As an Obama supporter, senior English major Megan Kehr attended the event to gain more understanding of the Republican plan. "I just wanted to see what they had to say about McCain."
SCONA Chairman Kip Whittington explained that the discussion was an informative session on global and national issues.
"The reason behind this program tonight is not to debate, but to inform the student body on what these two candidates might do as president, and furthermore to inform what they will do on three important issues," Whittington said.
"Get out there and vote," he said. "I think no one can disagree on the importance of voting. It has constantly been a problem to get younger voters out there. I also believe that everyone can agree that this year's election is quite an interesting one."
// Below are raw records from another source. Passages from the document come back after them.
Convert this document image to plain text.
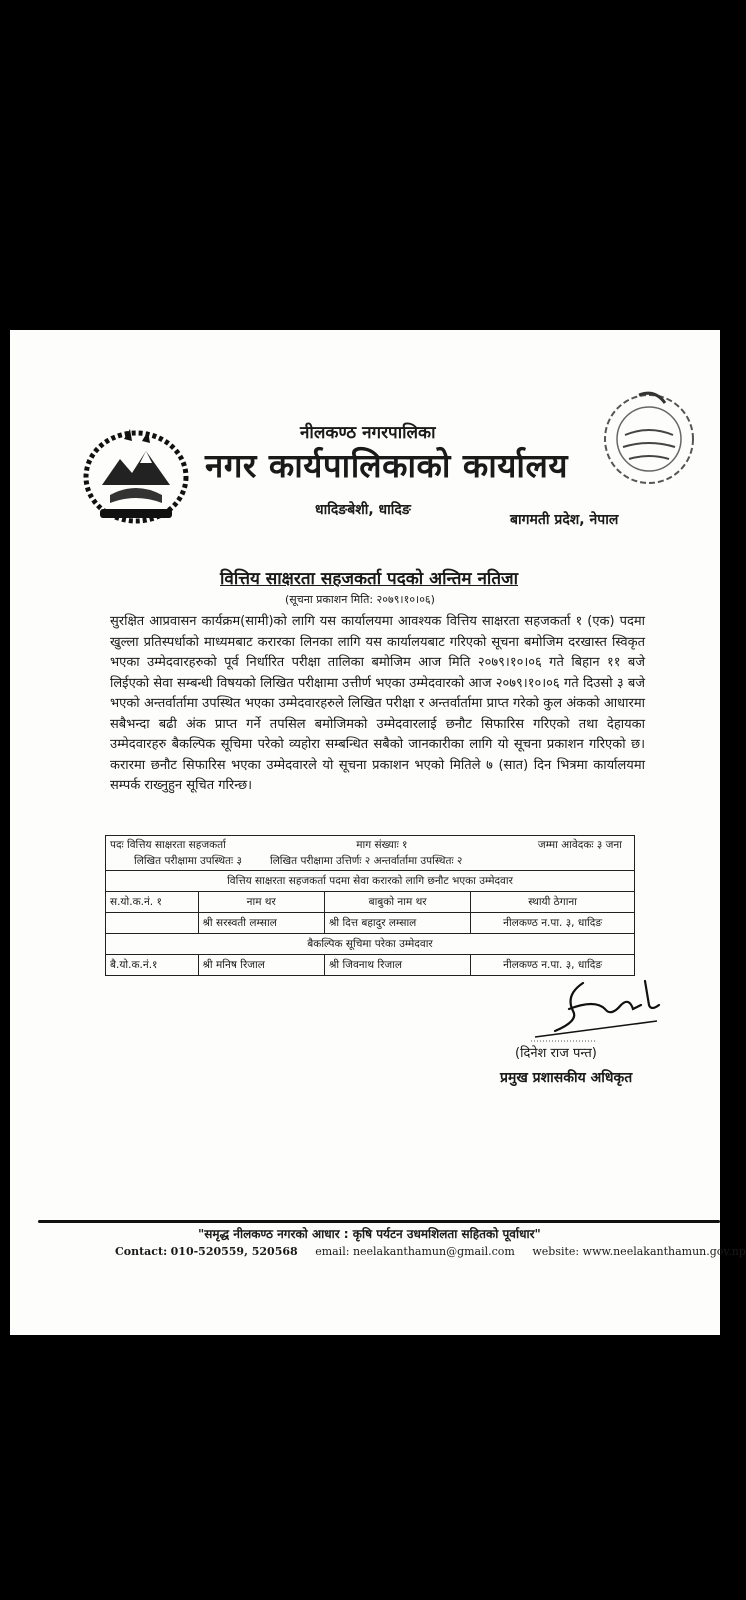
नीलकण्ठ नगरपालिका
नगर कार्यपालिकाको कार्यालय
धादिङबेशी, धादिङ
बागमती प्रदेश, नेपाल
वित्तिय साक्षरता सहजकर्ता पदको अन्तिम नतिजा
(सूचना प्रकाशन मिति: २०७९।१०।०६)
सुरक्षित आप्रवासन कार्यक्रम(सामी)को लागि यस कार्यालयमा आवश्यक वित्तिय साक्षरता सहजकर्ता १ (एक) पदमा खुल्ला प्रतिस्पर्धाको माध्यमबाट करारका लिनका लागि यस कार्यालयबाट गरिएको सूचना बमोजिम दरखास्त स्विकृत भएका उम्मेदवारहरुको पूर्व निर्धारित परीक्षा तालिका बमोजिम आज मिति २०७९।१०।०६ गते बिहान ११ बजे लिईएको सेवा सम्बन्धी विषयको लिखित परीक्षामा उत्तीर्ण भएका उम्मेदवारको आज २०७९।१०।०६ गते दिउसो ३ बजे भएको अन्तर्वार्तामा उपस्थित भएका उम्मेदवारहरुले लिखित परीक्षा र अन्तर्वार्तामा प्राप्त गरेको कुल अंकको आधारमा सबैभन्दा बढी अंक प्राप्त गर्ने तपसिल बमोजिमको उम्मेदवारलाई छनौट सिफारिस गरिएको तथा देहायका उम्मेदवारहरु बैकल्पिक सूचिमा परेको व्यहोरा सम्बन्धित सबैको जानकारीका लागि यो सूचना प्रकाशन गरिएको छ। करारमा छनौट सिफारिस भएका उम्मेदवारले यो सूचना प्रकाशन भएको मितिले ७ (सात) दिन भित्रमा कार्यालयमा सम्पर्क राख्नुहुन सूचित गरिन्छ।
पदः वित्तिय साक्षरता सहजकर्ता माग संख्याः १ जम्मा आवेदकः ३ जना
लिखित परीक्षामा उपस्थितः ३ लिखित परीक्षामा उत्तिर्णः २ अन्तर्वार्तामा उपस्थितः २			

वित्तिय साक्षरता सहजकर्ता पदमा सेवा करारको लागि छनौट भएका उम्मेदवार			
स.यो.क.नं. १	नाम थर	बाबुको नाम थर	स्थायी ठेगाना
	श्री सरस्वती लम्साल	श्री दित्त बहादुर लम्साल	नीलकण्ठ न.पा. ३, धादिङ
बैकल्पिक सूचिमा परेका उम्मेदवार			
बै.यो.क.नं.१	श्री मनिष रिजाल	श्री जिवनाथ रिजाल	नीलकण्ठ न.पा. ३, धादिङ
(दिनेश राज पन्त)
प्रमुख प्रशासकीय अधिकृत
"समृद्ध नीलकण्ठ नगरको आधार : कृषि पर्यटन उधमशिलता सहितको पूर्वाधार"
Contact: 010-520559, 520568 email: neelakanthamun@gmail.com website: www.neelakanthamun.gov.np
The issues the event discussed included military, economic and energy; specifically U.S. intervention in problematic areas around the world, calamities in the markets and plans for creating a sustainable global energy.
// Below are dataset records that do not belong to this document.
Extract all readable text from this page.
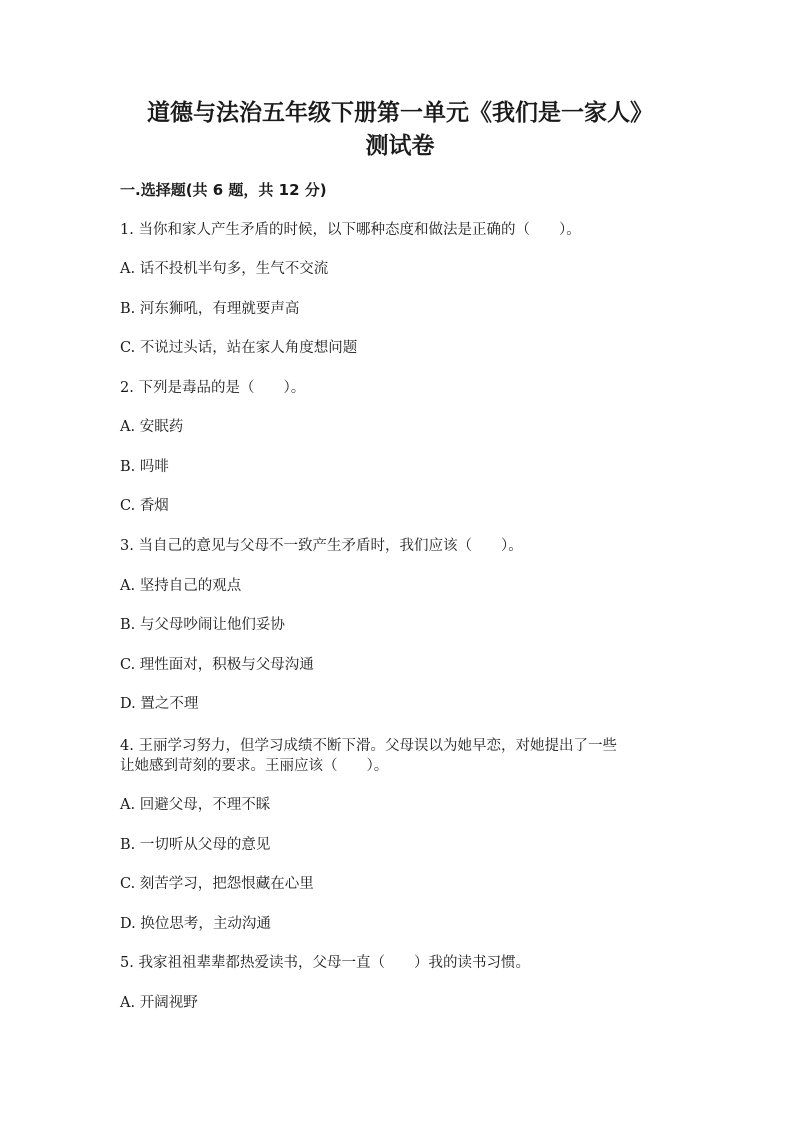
道德与法治五年级下册第一单元《我们是一家人》
测试卷
一.选择题(共 6 题，共 12 分)
1. 当你和家人产生矛盾的时候，以下哪种态度和做法是正确的（　　）。
A. 话不投机半句多，生气不交流
B. 河东狮吼，有理就要声高
C. 不说过头话，站在家人角度想问题
2. 下列是毒品的是（　　）。
A. 安眠药
B. 吗啡
C. 香烟
3. 当自己的意见与父母不一致产生矛盾时，我们应该（　　）。
A. 坚持自己的观点
B. 与父母吵闹让他们妥协
C. 理性面对，积极与父母沟通
D. 置之不理
4. 王丽学习努力，但学习成绩不断下滑。父母误以为她早恋，对她提出了一些
让她感到苛刻的要求。王丽应该（　　）。
A. 回避父母，不理不睬
B. 一切听从父母的意见
C. 刻苦学习，把怨恨藏在心里
D. 换位思考，主动沟通
5. 我家祖祖辈辈都热爱读书，父母一直（　　）我的读书习惯。
A. 开阔视野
Christopher Sprecher, Jasen Castillo and Leonard Bierman led the discussion. As a supporter of McCain, Sprecher, a specialist in international relations, represented McCain's argument. Castillo, an assistant professor in the Bush school of Government, supported Obama. Bierman, a management professor, moderated the discussion.
The speakers highlighted the candidates' military plans. They discussed McCain's healthcare plan, a contrast from Obama's plan of universalizing the national health care system. When the issues turned to the economy, Sprecher argued that McCain's plan would return to the Reagan economics of the 1980s, decreasing taxes for the wealthy to increase businesses. Castillo argued for taking tax pressure off those who make less than $250,000 a year to strengthen the middle class.
"[SCONA] really wants to enlighten students on political issues," said SCONA assistant chairwoman Stephanie Hinds, a sophomore political science major. "We might do a different one next year, as in just talking about other politics, so people can start knowing a little bit about College Station and Bryan politics."